L’entre-deux-guerres marque, malgré la victoire de la France et de l’Angleterre, le début de la fin de leurs empires respectifs. La création de la SDN (Société des nations) institue le système des mandats, c’est-à-dire l’attribution aux puissances victorieuses de droits de gestion sur des territoires tiers. L’Angleterre aura le mandat sur la Palestine, la Jordanie et l’Irak, et la France sur le Liban et la Syrie.

Instrumentalisation coloniale des divisions communautaires

La Syrie et le Liban sont traversés de divisions religieuses et communautaires, héritées de l’Empire ottoman et renforcées sous le mandat français, entretenues par les puissances dirigeantes pour maintenir le contrôle. Un lourd passif de massacres et d’exactions sépare les différents groupes. Se sentant « impliquées » dans la gestion de contrées ayant « trop de communautés », les puissances coloniales justifient leur domination par un prétendu besoin de tutelle occidentale.

Bien avant le mandat, la France a une tradition d’ingérence « bienveillante », notamment au Liban depuis le milieu du 19e siècle. Cette intervention s’est faite au bénéfice des communautés chrétiennes, régulièrement opprimées sous l’Empire ottoman. Au début des années 1920, la classe dirigeante française considère qu’il n’y a pas d’unité arabe en Syrie et au Liban et fait tout pour qu’elle n’existe pas. Elle divise la Syrie en multiples régions — Liban, Damas, Alep et même Djebel druze — en faisant miroiter une autonomie des communautés, en particulier dans le Djebel druze, dont Suwayda est la « capitale ». 
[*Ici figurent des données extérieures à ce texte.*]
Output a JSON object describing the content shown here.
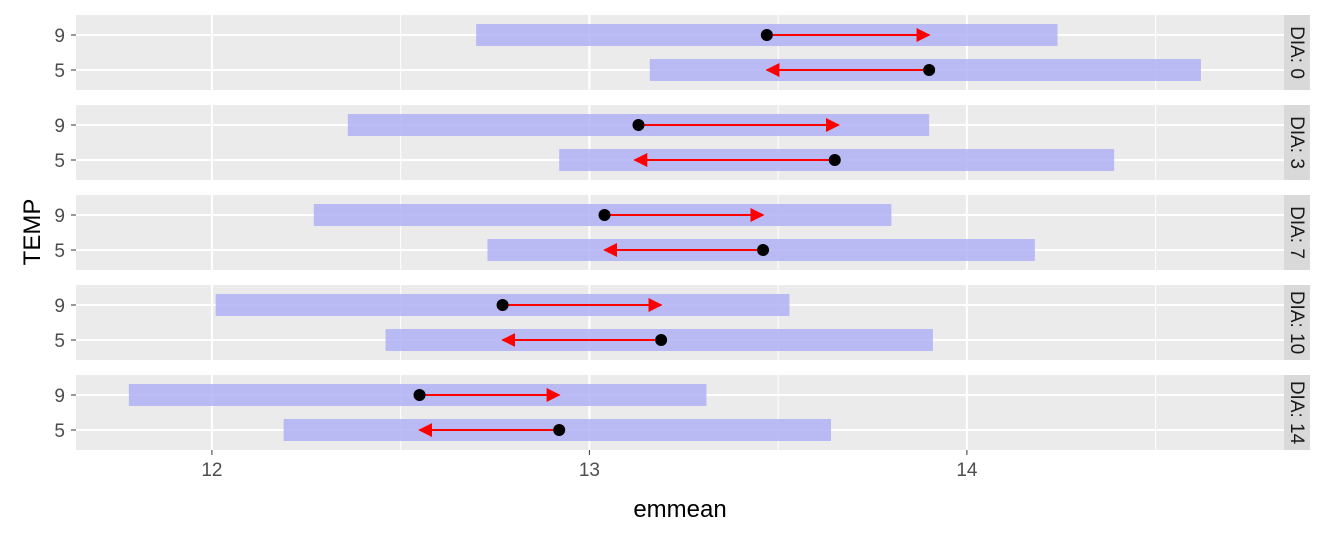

Les Druzes sont une minorité religieuse issue de l’islam et persécutée depuis son origine. Elle est considérée comme une hérésie par les groupes musulmans majoritaires sunnites et chiites. La communauté druze est composée de près d’un million de personnes, la plupart habitant au nord de la Palestine, en Galilée, mais aussi au sud de la Syrie, notamment à Suwayda.
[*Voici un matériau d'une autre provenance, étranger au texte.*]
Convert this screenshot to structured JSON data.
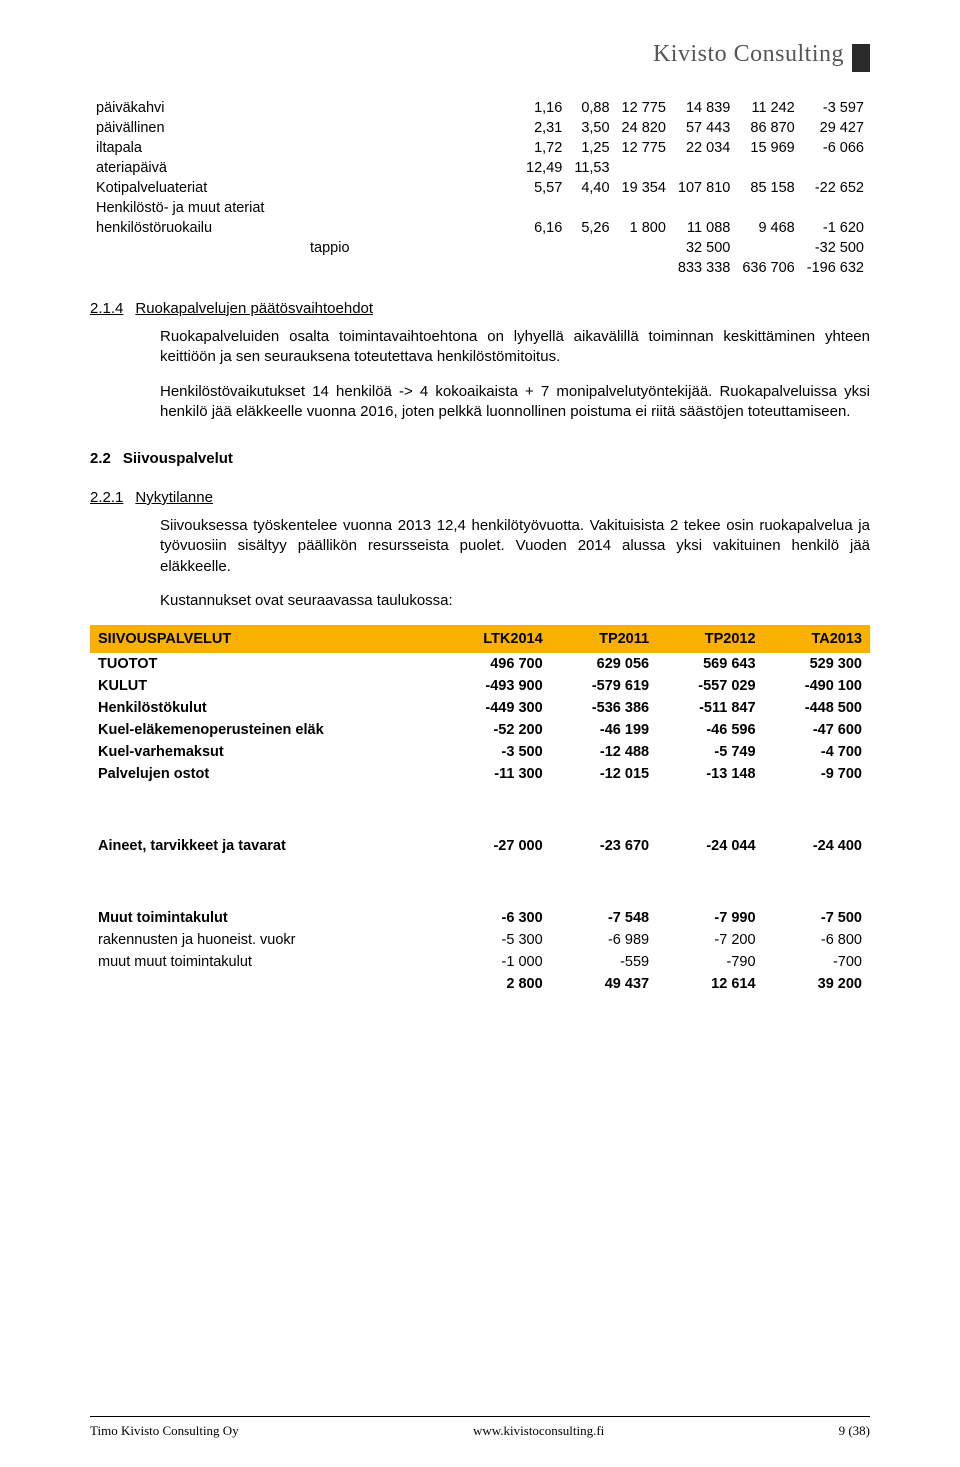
{
  "logo_text": "Kivisto Consulting",
  "top_table": {
    "rows": [
      {
        "label": "päiväkahvi",
        "c": [
          "1,16",
          "0,88",
          "12 775",
          "14 839",
          "11 242",
          "-3 597"
        ]
      },
      {
        "label": "päivällinen",
        "c": [
          "2,31",
          "3,50",
          "24 820",
          "57 443",
          "86 870",
          "29 427"
        ]
      },
      {
        "label": "iltapala",
        "c": [
          "1,72",
          "1,25",
          "12 775",
          "22 034",
          "15 969",
          "-6 066"
        ]
      },
      {
        "label": "ateriapäivä",
        "c": [
          "12,49",
          "11,53",
          "",
          "",
          "",
          ""
        ]
      },
      {
        "label": "Kotipalveluateriat",
        "c": [
          "5,57",
          "4,40",
          "19 354",
          "107 810",
          "85 158",
          "-22 652"
        ]
      },
      {
        "label": "Henkilöstö- ja muut ateriat",
        "c": [
          "",
          "",
          "",
          "",
          "",
          ""
        ]
      },
      {
        "label": "henkilöstöruokailu",
        "c": [
          "6,16",
          "5,26",
          "1 800",
          "11 088",
          "9 468",
          "-1 620"
        ]
      },
      {
        "label": "tappio",
        "c": [
          "",
          "",
          "",
          "32 500",
          "",
          "-32 500"
        ],
        "indent": true
      },
      {
        "label": "",
        "c": [
          "",
          "",
          "",
          "833 338",
          "636 706",
          "-196 632"
        ]
      }
    ]
  },
  "sec214": {
    "num": "2.1.4",
    "title": "Ruokapalvelujen päätösvaihtoehdot",
    "p1": "Ruokapalveluiden osalta toimintavaihtoehtona on lyhyellä aikavälillä toiminnan keskittäminen yhteen keittiöön ja sen seurauksena toteutettava henkilöstömitoitus.",
    "p2": "Henkilöstövaikutukset 14 henkilöä -> 4 kokoaikaista + 7 monipalvelutyöntekijää. Ruokapalveluissa yksi henkilö jää eläkkeelle vuonna 2016, joten pelkkä luonnollinen poistuma ei riitä säästöjen toteuttamiseen."
  },
  "sec22": {
    "num": "2.2",
    "title": "Siivouspalvelut"
  },
  "sec221": {
    "num": "2.2.1",
    "title": "Nykytilanne",
    "p1": "Siivouksessa työskentelee vuonna 2013 12,4 henkilötyövuotta. Vakituisista 2 tekee osin ruokapalvelua ja työvuosiin sisältyy päällikön resursseista puolet. Vuoden 2014 alussa yksi vakituinen henkilö jää eläkkeelle.",
    "p2": "Kustannukset ovat seuraavassa taulukossa:"
  },
  "fin_table": {
    "title": "SIIVOUSPALVELUT",
    "cols": [
      "LTK2014",
      "TP2011",
      "TP2012",
      "TA2013"
    ],
    "rows": [
      {
        "label": "TUOTOT",
        "bold": true,
        "c": [
          "496 700",
          "629 056",
          "569 643",
          "529 300"
        ]
      },
      {
        "label": "KULUT",
        "bold": true,
        "c": [
          "-493 900",
          "-579 619",
          "-557 029",
          "-490 100"
        ]
      },
      {
        "label": "Henkilöstökulut",
        "bold": true,
        "c": [
          "-449 300",
          "-536 386",
          "-511 847",
          "-448 500"
        ]
      },
      {
        "label": "Kuel-eläkemenoperusteinen eläk",
        "bold": true,
        "c": [
          "-52 200",
          "-46 199",
          "-46 596",
          "-47 600"
        ]
      },
      {
        "label": "Kuel-varhemaksut",
        "bold": true,
        "c": [
          "-3 500",
          "-12 488",
          "-5 749",
          "-4 700"
        ]
      },
      {
        "label": "Palvelujen ostot",
        "bold": true,
        "c": [
          "-11 300",
          "-12 015",
          "-13 148",
          "-9 700"
        ]
      }
    ],
    "rows2": [
      {
        "label": "Aineet, tarvikkeet ja tavarat",
        "bold": true,
        "c": [
          "-27 000",
          "-23 670",
          "-24 044",
          "-24 400"
        ]
      }
    ],
    "rows3": [
      {
        "label": "Muut toimintakulut",
        "bold": true,
        "c": [
          "-6 300",
          "-7 548",
          "-7 990",
          "-7 500"
        ]
      },
      {
        "label": "rakennusten ja huoneist. vuokr",
        "bold": false,
        "c": [
          "-5 300",
          "-6 989",
          "-7 200",
          "-6 800"
        ]
      },
      {
        "label": "muut muut toimintakulut",
        "bold": false,
        "c": [
          "-1 000",
          "-559",
          "-790",
          "-700"
        ]
      },
      {
        "label": "",
        "bold": true,
        "c": [
          "2 800",
          "49 437",
          "12 614",
          "39 200"
        ]
      }
    ]
  },
  "footer": {
    "left": "Timo Kivisto Consulting Oy",
    "center": "www.kivistoconsulting.fi",
    "right": "9 (38)"
  }
}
Il existe une longue histoire de persécutions interethniques avec des victimes diverses : par exemple, les Druzes sont à l’origine du massacre du « Mont-Liban » envers les chrétiens en 1860, qui reste, même 60 ans après, un important traumatisme.

Unification contre le mandat colonial

Mais l’unité contre le mandat colonial devient un facteur unificateur et, face à la violence du mandat et à la faible avancée des revendications, les révoltes éclatent et se multiplient à partir de 1925.
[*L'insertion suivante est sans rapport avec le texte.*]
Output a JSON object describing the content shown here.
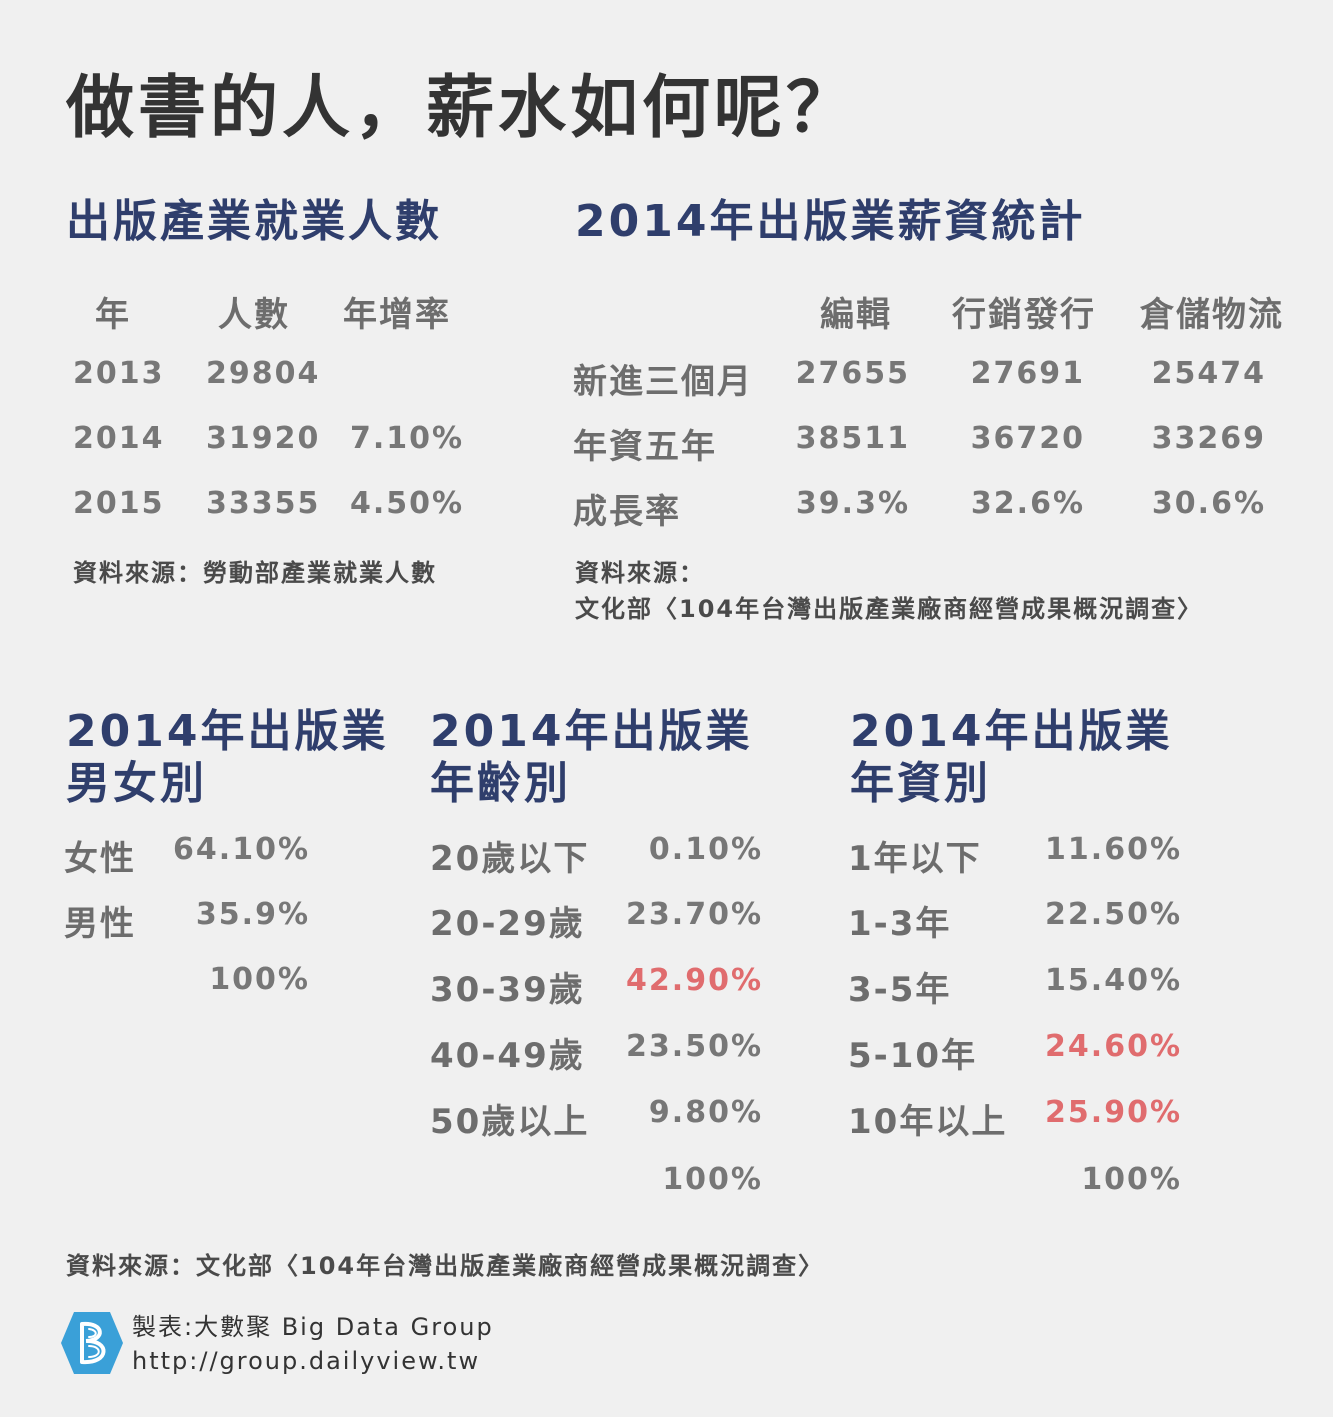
{
  "title": "做書的人，薪水如何呢？",
  "employment": {
    "heading": "出版產業就業人數",
    "headers": [
      "年",
      "人數",
      "年增率"
    ],
    "rows": [
      {
        "year": "2013",
        "count": "29804",
        "rate": ""
      },
      {
        "year": "2014",
        "count": "31920",
        "rate": "7.10%"
      },
      {
        "year": "2015",
        "count": "33355",
        "rate": "4.50%"
      }
    ],
    "source": "資料來源：勞動部產業就業人數"
  },
  "salary": {
    "heading": "2014年出版業薪資統計",
    "headers": [
      "編輯",
      "行銷發行",
      "倉儲物流"
    ],
    "rows": [
      {
        "label": "新進三個月",
        "values": [
          "27655",
          "27691",
          "25474"
        ]
      },
      {
        "label": "年資五年",
        "values": [
          "38511",
          "36720",
          "33269"
        ]
      },
      {
        "label": "成長率",
        "values": [
          "39.3%",
          "32.6%",
          "30.6%"
        ]
      }
    ],
    "source_line1": "資料來源：",
    "source_line2": "文化部〈104年台灣出版產業廠商經營成果概況調查〉"
  },
  "gender": {
    "heading_line1": "2014年出版業",
    "heading_line2": "男女別",
    "rows": [
      {
        "label": "女性",
        "value": "64.10%"
      },
      {
        "label": "男性",
        "value": "35.9%"
      }
    ],
    "total": "100%"
  },
  "age": {
    "heading_line1": "2014年出版業",
    "heading_line2": "年齡別",
    "rows": [
      {
        "label": "20歲以下",
        "value": "0.10%"
      },
      {
        "label": "20-29歲",
        "value": "23.70%"
      },
      {
        "label": "30-39歲",
        "value": "42.90%"
      },
      {
        "label": "40-49歲",
        "value": "23.50%"
      },
      {
        "label": "50歲以上",
        "value": "9.80%"
      }
    ],
    "total": "100%"
  },
  "tenure": {
    "heading_line1": "2014年出版業",
    "heading_line2": "年資別",
    "rows": [
      {
        "label": "1年以下",
        "value": "11.60%"
      },
      {
        "label": "1-3年",
        "value": "22.50%"
      },
      {
        "label": "3-5年",
        "value": "15.40%"
      },
      {
        "label": "5-10年",
        "value": "24.60%"
      },
      {
        "label": "10年以上",
        "value": "25.90%"
      }
    ],
    "total": "100%"
  },
  "colors": {
    "heading": "#2f3e6c",
    "highlight": "#e06c6e",
    "logo": "#3aa0d8"
  },
  "footer": {
    "source": "資料來源：文化部〈104年台灣出版產業廠商經營成果概況調查〉",
    "credit": "製表:大數聚 Big Data Group",
    "url": "http://group.dailyview.tw",
    "logo_icon": "b-hexagon-logo-icon"
  }
}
Ainsi, le Parti du peuple et les dirigeantEs druzes mettent en place un gouvernement provisoire nationaliste dans le Jabal Druze le 9 septembre 1925. Le mois suivant, ils déclenchent une rébellion dans l’ensemble du territoire syrien, de sorte qu’à la fin du mois d’octobre, de vastes régions de Syrie étaient en révolte.

L’un des tracts énumère les revendications : « Aux armes ! Libérons notre pays de l’esclavage… Voici nos revendications : 1. L’indépendance totale de la Syrie arabe, une et indivisible, tant sur le littoral qu’à l’intérieur des terres ; 2. La mise en place d’un gouvernement populaire et l’élection libre d’une Assemblée constituante chargée d’élaborer une loi organique ; 3. L’évacuation de l’armée étrangère d’occupation et la création d’une armée nationale pour le maintien de la sécurité ; 4. L’application des principes de la Révolution française et des Droits de l’Homme. Vive la Syrie indépendante ! »

L’insurrection est écrasée dans le sang, notamment avec la prise de Suwayda et, peu après, Damas est bombardée par l’armée française. La révolte s’arrête complètement en 1927, mais l’Empire français montre des fragilités pour maintenir son influence.
Cet exemple montre que les divisions ethno-religieuses structurent certes la politique syrienne et libanaise, mais qu’elles peuvent être dépassées dans la lutte, notamment contre l’Empire.